The U.S. Federal Reserve Chairman Ben Bernanke’s upbeat comments on the path of the U.S. economy and increasing confidence encouraged more investors to reach their hands into their pockets and pull out funds to wager on markets that were only recently considered too risky.

The won yesterday surged to 1,211.3 against the U.S. dollar, breaking this year’s low of 1,218 set on Sept. 5.

A flurry of recent upbeat economic data further whetted investors’ appetite for more Korean stocks and currency, pushing the benchmark Kospi to another yearly high.

The Kospi closed at 1,683.33, the highest point since June 27, 2008, when it closed at 1,684.45.

The won rose by more than 30 against the greenback this month alone, as a growing number of foreigners sought to buy more won in order to snap up Korean shares in the Seoul stock markets due to improved investor sentiment.

Foreign investors bought a net of 888.1 billion won ($735.4 million) yesterday, continuing to report net positive purchases for nine days in a row.

The figure was also the biggest daily net purchase by foreigners so far this year and the fourth-largest in history.
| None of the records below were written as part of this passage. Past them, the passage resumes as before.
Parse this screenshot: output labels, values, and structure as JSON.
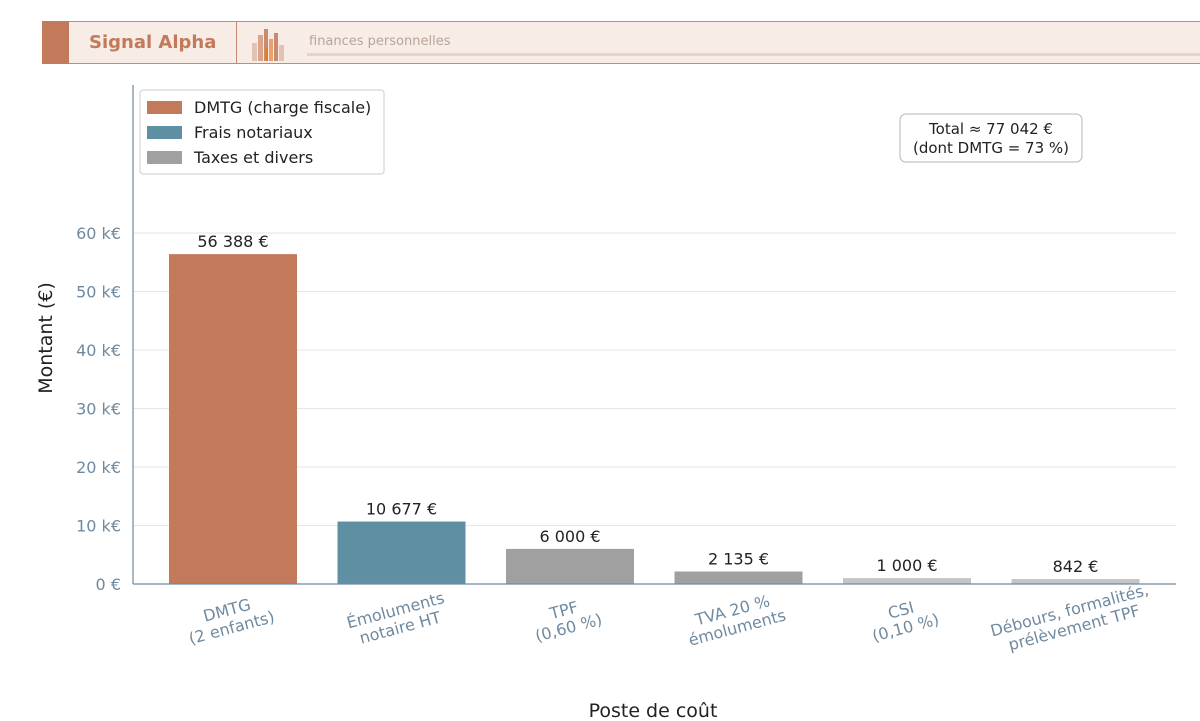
{
  "header": {
    "brand": "Signal Alpha",
    "tagline": "finances personnelles",
    "brand_color": "#c27a5a",
    "background_color": "#f7ece6"
  },
  "chart_data": {
    "type": "bar",
    "categories": [
      [
        "DMTG",
        "(2 enfants)"
      ],
      [
        "Émoluments",
        "notaire HT"
      ],
      [
        "TPF",
        "(0,60 %)"
      ],
      [
        "TVA 20 %",
        "émoluments"
      ],
      [
        "CSI",
        "(0,10 %)"
      ],
      [
        "Débours, formalités,",
        "prélèvement TPF"
      ]
    ],
    "values": [
      56388,
      10677,
      6000,
      2135,
      1000,
      842
    ],
    "value_labels": [
      "56 388 €",
      "10 677 €",
      "6 000 €",
      "2 135 €",
      "1 000 €",
      "842 €"
    ],
    "groups": [
      "DMTG (charge fiscale)",
      "Frais notariaux",
      "Taxes et divers",
      "Taxes et divers",
      "Taxes et divers",
      "Taxes et divers"
    ],
    "bar_colors": [
      "#c27a5a",
      "#5e8fa3",
      "#a0a0a0",
      "#a0a0a0",
      "#c4c4c4",
      "#c4c4c4"
    ],
    "legend": [
      {
        "name": "DMTG (charge fiscale)",
        "color": "#c27a5a"
      },
      {
        "name": "Frais notariaux",
        "color": "#5e8fa3"
      },
      {
        "name": "Taxes et divers",
        "color": "#a0a0a0"
      }
    ],
    "legend_position": "top-left",
    "xlabel": "Poste de coût",
    "ylabel": "Montant (€)",
    "yticks": [
      0,
      10000,
      20000,
      30000,
      40000,
      50000,
      60000
    ],
    "ytick_labels": [
      "0 €",
      "10 k€",
      "20 k€",
      "30 k€",
      "40 k€",
      "50 k€",
      "60 k€"
    ],
    "ylim": [
      0,
      85000
    ],
    "grid": "horizontal",
    "annotation": [
      "Total ≈ 77 042 €",
      "(dont DMTG = 73 %)"
    ]
  }
}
Bernanke said on the previous day that the U.S. recession is “very likely over,” during a Brookings Institution forum, fanning optimism about an upcoming economic recovery.

“More visible signs of global economic recovery are stabilizing the financial markets, and the rising stock purchases by foreigners also helped,” said Kim Sung-soon, a finance manager at the Industrial Bank of Korea in Seoul.

“Given the dollar supply and sentiment in the currency market, the won-dollar rate will likely slump down to the 1,200 mark,” he added.

Vice Finance Minister Hur Kyung-wook’s recent comment that the strengthening of the won against the dollar was “doing little” to hurt the country’s exporters also fanned speculation that the government is unlikely to intervene in the market to curb the won’s gains.

Clemens Kang, chief strategist at Woori Investment & Securities, also said the foreign investors will likely keep picking up more Seoul shares until the U.S. economy firmly returns to its pre-crisis level, which he said may not come until early 2012.

“Emerging markets like Korea are showing recoveries that are far faster than the advanced economies, and more investors are betting the greenback will remain weaker for quite some time,” said Kang.